少なくともゲームCGの世界では、意外や意外、フツーにLambertが使われていたりすることが多いのです(といっても、エネルギー保存を考えて実際には正規化Lambertが使われます)。

f_{rd}(x,\vec \omega', \vec \omega) = \frac{\rho_d}{\pi}

定数なので、実際には位置xにしか依存しない関数ですから

f_{rd}(x) = \frac{\rho_d}{\pi}

と書いた方がより正確ですね。

実際には、物理的根拠に基づいて考案されたdiffuse BRDFが世にはあるのですが、どうも計算の重さの割に、Specular BRDFほどの目立った反射品質の向上を果たせないと評価されることが多いようです。2
ということで、ゲームCGなどでは不採用になってしまうことが多いようですね。現時点ではUnreal Engineですら、(一時期を除いて)ほぼ正規化Lambertを使っているようです。3

とはいえ、本記事はお勉強ですから、他のdiffuse BRDFもご紹介しましょう。

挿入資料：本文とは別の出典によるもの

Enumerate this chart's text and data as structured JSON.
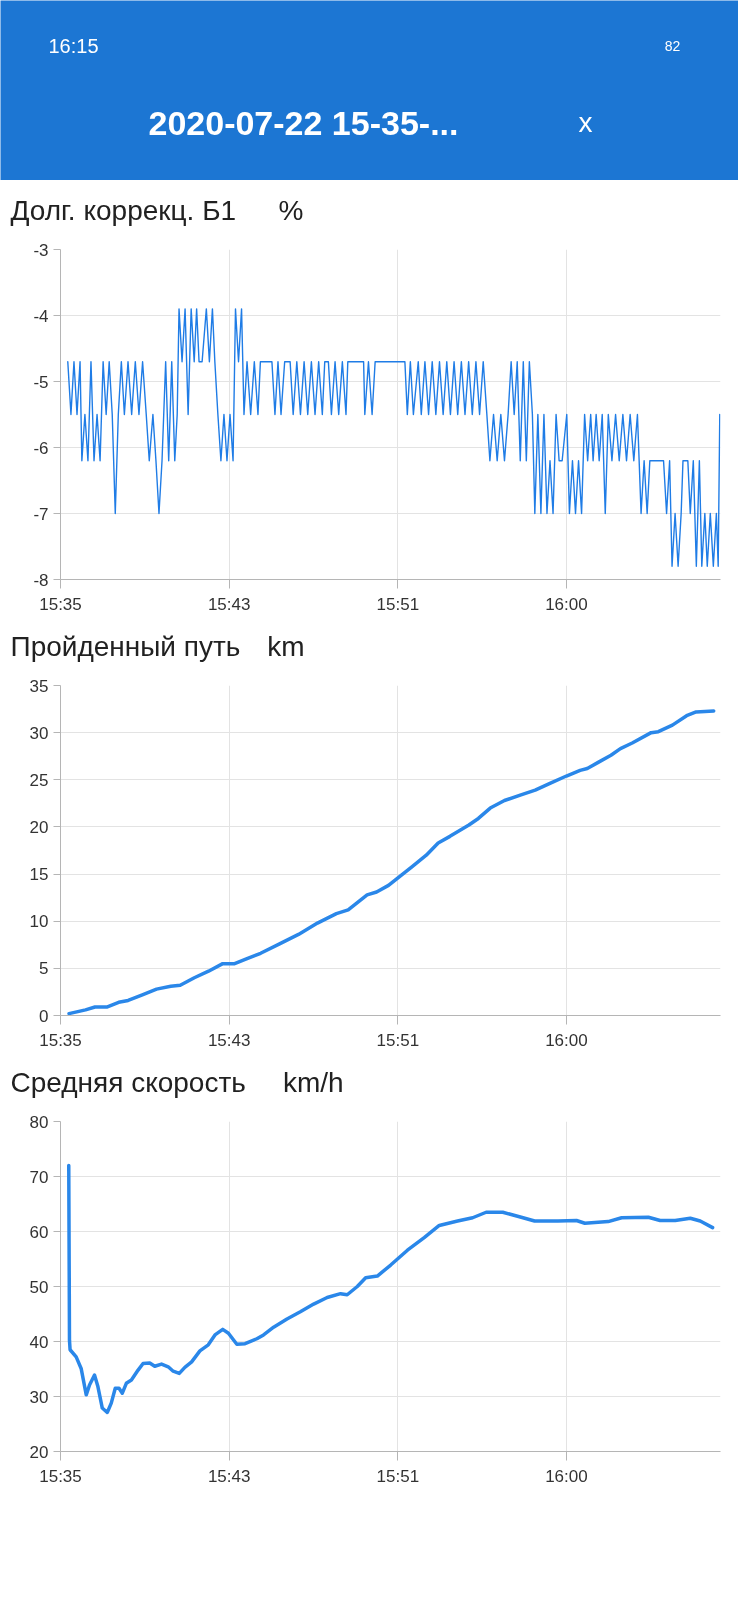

Oren Nayar BRDF(オーレン・ネイヤーBRDF)

1994年、Michael Oren と Shree K. Nayarによって発表されたdiffuse反射BRDFです。4
物体表面を粗い面(粗面)と仮定し、その表面の微細構造をマイクロファセットとして考えることで、コンクリート・石膏・砂などのより現実の材質表面の再現性を向上させました。マイクロファセットの粗さはラフネスというパラメータ値でコントロールすることができ、値が大きいほど微細平面の凹みの規模・量は増え、微細構造上の光の相互のインタラクション(マスキング、シャドウイング、相互反射など)を発生させます。

 ※マスキング、シャドウイング、相互反射については、後半でまた説明します。

 一方、ラフネスが0の場合、計算上Lambertの特性に一致するようになります。そのため、Oren Nayar BRDFはdiffuse反射を(Lambert反射を含む)一般化するBRDFの1つとして考えることができます。

肝心のOren Nayar BRDFの式ですが、難しい数式を極力さけて敷居を下げようという本記事においては複雑すぎるため、ここではあえて割愛します。 @mebiusbox2 様が「拡散BRDF」という記事でまさに式の導出まで含めて詳しく説明してくださっていますので、意欲のある方はそちらをご覧ください。

 ちなみに、Oren-Nayarモデルにおけるラフネスはスペキュラー反射で今日主流のCook-Torranceモデルのラフネスとは互換性がないためその点は注意です。

Disney (Burley) diffuse BRDF

Disney diffuse BRDFや Burley diffuse BRDFなどと呼ばれたりします。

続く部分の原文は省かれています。